“东家想岔了,没有拧巴孩子,只是他们长到一定的时候,都会有那么一段时间,对事比较叛逆。少爷马上就十四岁了,正是这个时候,差不多也就一两年,这股劲儿就过去了,过去了也就懂事了。那时候东家可就该想着,给少爷添个屋里人了,呵呵。”周管事本是过来人,又有孩子,所以这方面很是通透。

    第95章 先要有功名

    添个屋里人?孟寐朝长生看去,那瘦巴巴的竹竿身材,毛都还没长,找什么女人。还是在她身边再长长吧,至少也要十八岁才行。

    “还是太小,以后再说吧。”

    果断把这个念头,从脑袋里抛到九霄云外。

    好容易养大的儿子,哪能就这么简单便宜了其他女人,怎么也要给他赚上一大笔的银子,才会考虑。

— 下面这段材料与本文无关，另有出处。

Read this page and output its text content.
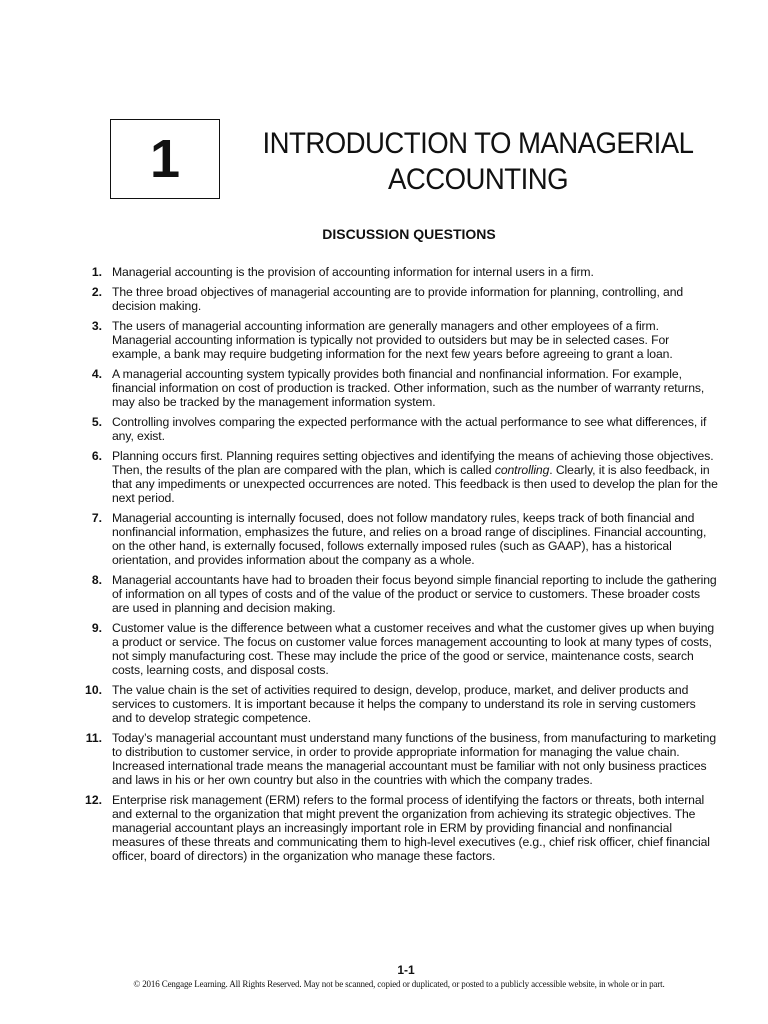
1	INTRODUCTION TO MANAGERIAL
ACCOUNTING
DISCUSSION QUESTIONS
1. Managerial accounting is the provision of accounting information for internal users in a firm.
2. The three broad objectives of managerial accounting are to provide information for planning, controlling, and decision making.
3. The users of managerial accounting information are generally managers and other employees of a firm. Managerial accounting information is typically not provided to outsiders but may be in selected cases. For example, a bank may require budgeting information for the next few years before agreeing to grant a loan.
4. A managerial accounting system typically provides both financial and nonfinancial information. For example, financial information on cost of production is tracked. Other information, such as the number of warranty returns, may also be tracked by the management information system.
5. Controlling involves comparing the expected performance with the actual performance to see what differences, if any, exist.
6. Planning occurs first. Planning requires setting objectives and identifying the means of achieving those objectives. Then, the results of the plan are compared with the plan, which is called controlling. Clearly, it is also feedback, in that any impediments or unexpected occurrences are noted. This feedback is then used to develop the plan for the next period.
7. Managerial accounting is internally focused, does not follow mandatory rules, keeps track of both financial and nonfinancial information, emphasizes the future, and relies on a broad range of disciplines. Financial accounting, on the other hand, is externally focused, follows externally imposed rules (such as GAAP), has a historical orientation, and provides information about the company as a whole.
8. Managerial accountants have had to broaden their focus beyond simple financial reporting to include the gathering of information on all types of costs and of the value of the product or service to customers. These broader costs are used in planning and decision making.
9. Customer value is the difference between what a customer receives and what the customer gives up when buying a product or service. The focus on customer value forces management accounting to look at many types of costs, not simply manufacturing cost. These may include the price of the good or service, maintenance costs, search costs, learning costs, and disposal costs.
10. The value chain is the set of activities required to design, develop, produce, market, and deliver products and services to customers. It is important because it helps the company to understand its role in serving customers and to develop strategic competence.
11. Today’s managerial accountant must understand many functions of the business, from manufacturing to marketing to distribution to customer service, in order to provide appropriate information for managing the value chain. Increased international trade means the managerial accountant must be familiar with not only business practices and laws in his or her own country but also in the countries with which the company trades.
12. Enterprise risk management (ERM) refers to the formal process of identifying the factors or threats, both internal and external to the organization that might prevent the organization from achieving its strategic objectives. The managerial accountant plays an increasingly important role in ERM by providing financial and nonfinancial measures of these threats and communicating them to high-level executives (e.g., chief risk officer, chief financial officer, board of directors) in the organization who manage these factors.
1-1
© 2016 Cengage Learning. All Rights Reserved. May not be scanned, copied or duplicated, or posted to a publicly accessible website, in whole or in part.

    周管事道:“是,少爷还小呢。再说少爷还在上学,也不宜分了心思。”

    “没错,起码得先有了功名。只有有了功名,才有好人家的女子瞧上他啊。”

    “少爷有了功名,那将来要娶的娘子,还不得是官宦人家的小姐。”

    “必须是名门闺秀才行。”

    红馆

    蓝璃在送走孟寐后,没有再去琼觞院,而是直接去马房,骑马回了蓝府,完全没有应酬闻人舍的意思。

    闻人舍坐在泉守的位置,不时的看一眼已经空了的两个座位。虽然宴席上依然热闹,美酒佳肴流水一样的端上,却已经没有了什么兴趣。

    “上善若水,水善利万物而不争。接下来的诗,就以善为题,如何?”闻人舍面带笑容,眼底却是一片意兴阑珊。

    当即有人附和,“闻人公子请。”

    闻人舍端起酒杯喝了口酒,然后放下酒杯的同时,又拿起了金铃铛摇了摇。

    夜光琼觞停了下来。

    姜磊望着琼觞停留的位置,距离他也就间隔三个人,不无遗憾的对邱斌道:“院长,看来我没有长生师弟的运气啊。”

    长生连着两轮得中夜光琼觞,运气实在是好。

    邱斌对今夜的曲水流觞已经满意了,能有自己书院的学子表现就行,况且长生的诗已录入雅集,这绝对是意料之外的惊喜。所以对于姜磊到现在都不曾拿到琼觞,也没什么。

    “没关系,今次主要是来开开眼。”

    “是,院长。”姜磊面上笑应,心下对院长的不看重,有些不满。

    “院长,学生离开一下,去去就回。”

    “好,去吧。如果有需要,就叫红馆的下人。”

    “学生知道。”姜磊起身离席。

    他去了恭房,刚走到恭房门口,就听到里面有说话声传出。

    “那个女人是叫孟寐吧,被蓝公子亲自招待,到底是什么来路?”

    “你还不知道?她就是青鸟传书的东家啊,还有青鸟百货,手下少说上万的传递员,实在令人钦佩。”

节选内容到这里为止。